The cover images represent five stories that our editorial board and staff felt dominated the headlines: the increasing number of deaths from the opioid epidemic; environmental disasters such as fires, floods, and hurricanes; the political battle over how to deliver health care to U.S. citizens; the continuing nightmare of mass killings and Congress' refusal to enact effective gun laws; and the manhandling of a nurse for protecting the rights of a patient. (For more on these topics and others, see "The Year in Review," In the News.)


But these are just a few of the reasons 2017 may go down as one of the most tumultuous years in recent memory. In pursuing its commitment to undo a health care law that increased access to care for millions, as well as to roll back protections and funding in the financial, research, education, environmental, and humanitarian sectors, the Trump administration has put in motion changes that have had or will have negative repercussions for every U.S. citizen.


Many people have put their future on hold. I know of people who decided not to retire because they worry that cuts in Medicare will restrict their ability to afford the care they need; young couples who are putting off starting a family because of the uncertainty of affordable health insurance; and hospital administrators who won't make needed changes because they fear further decreases in federal and state reimbursements. In September, we reported on hospital closures in rural areas, and in December, our lead news story was on the disappearance of maternity services in rural America. In October, we reported on a health care analysis by the Commonwealth Fund of 11 developed countries, in which "the United States scored lowest overall and also for access, equity, and health care outcomes."
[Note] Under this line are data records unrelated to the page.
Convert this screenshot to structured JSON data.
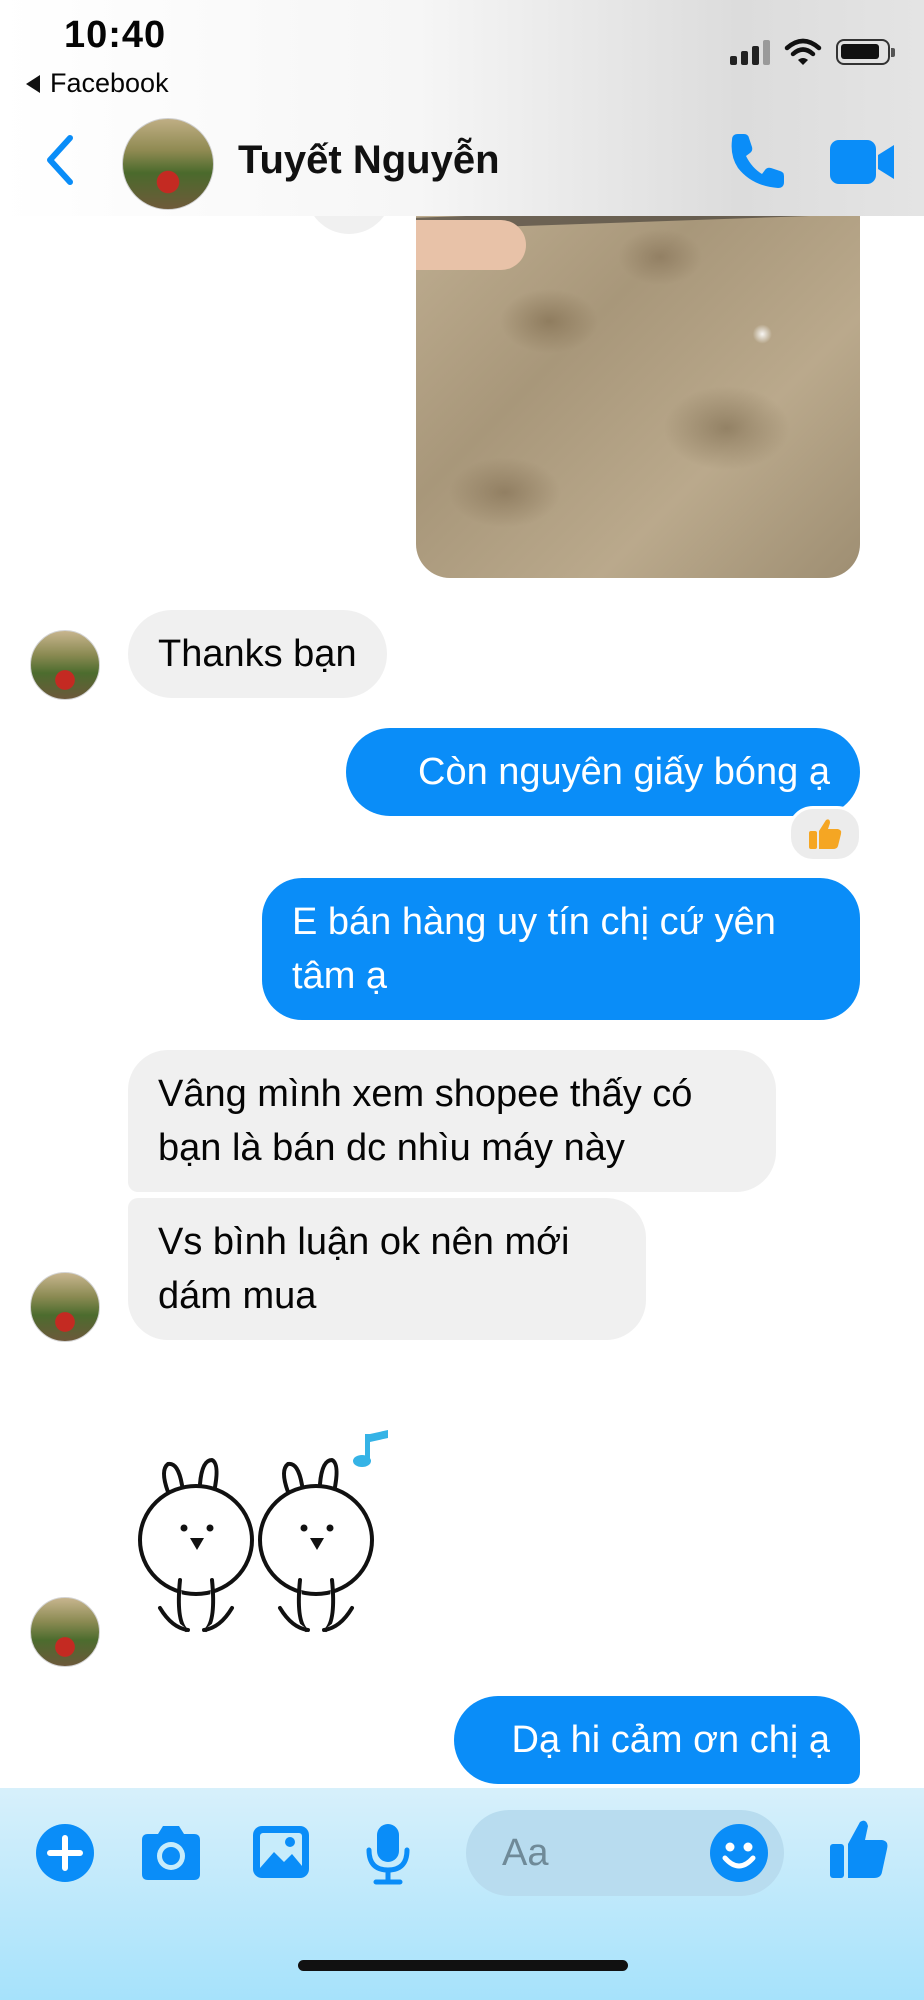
{
  "status_bar": {
    "time": "10:40",
    "back_app": "Facebook"
  },
  "header": {
    "contact_name": "Tuyết Nguyễn"
  },
  "messages": [
    {
      "side": "in",
      "text": "Thanks bạn"
    },
    {
      "side": "out",
      "text": "Còn nguyên giấy bóng ạ",
      "reaction": "thumbs-up"
    },
    {
      "side": "out",
      "line1": "E bán hàng uy tín chị cứ yên",
      "line2": "tâm ạ"
    },
    {
      "side": "in",
      "line1": "Vâng mình xem shopee thấy có",
      "line2": "bạn là bán dc nhìu máy này"
    },
    {
      "side": "in",
      "line1": "Vs bình luận ok nên mới",
      "line2": "dám mua"
    },
    {
      "side": "out",
      "text": "Dạ hi cảm ơn chị ạ"
    }
  ],
  "composer": {
    "placeholder": "Aa"
  },
  "colors": {
    "accent": "#0a8df8",
    "incoming_bubble": "#f0f0f0"
  }
}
Last March, I wrote an editorial urging nurses to pay attention to the new administration's policies concerning health care, and explained AJN's role "to provide nurses with evidence-based clinical content, but also to inform on the broader policy issues, examine how they may influence the public's health, and raise the alert when policies may be detrimental to our ability to meet the needs of a changing society." I was taken to task by some readers for writing about "political matters." To quote one reader who posted on our Facebook page:


"I was considering taking a subscription to AJN, but after reading that editorial I will not be getting said subscription and will not support your magazine[horizontal ellipsis]. I don't want any political views, I want straightforward FACTUAL information about disease processes, treatments, and medication. Leave your political views and discussions to your cocktail and dinner parties."


Politics, which is commonly defined as " the art or science concerned with guiding or influencing governmental policy," is everyone's responsibility. Should we as health care professionals not advocate for policies that promote health, prevent disease, and provide for the needs of vulnerable populations? Should we only be concerned with the disease processes, treatments, and medications of the patient in the bed in front of us, or should we think about the lack of access to preventive care that likely got him there? And when this patient goes home and is unable to afford medications or proper diet or transportation to medical appointments, is that not part of our concern when planning for discharge? It's not about taking a political stance-it's about fulfilling our professional duty to promote health.


In a June op-ed in the New York Times, physician and author Danielle Ofri wrote, " Advocating for patients is as much a part of medical care as the medical care itself. Diagnosing the problem and prescribing the treatment helps only if the patient can actually get the care." Exactly.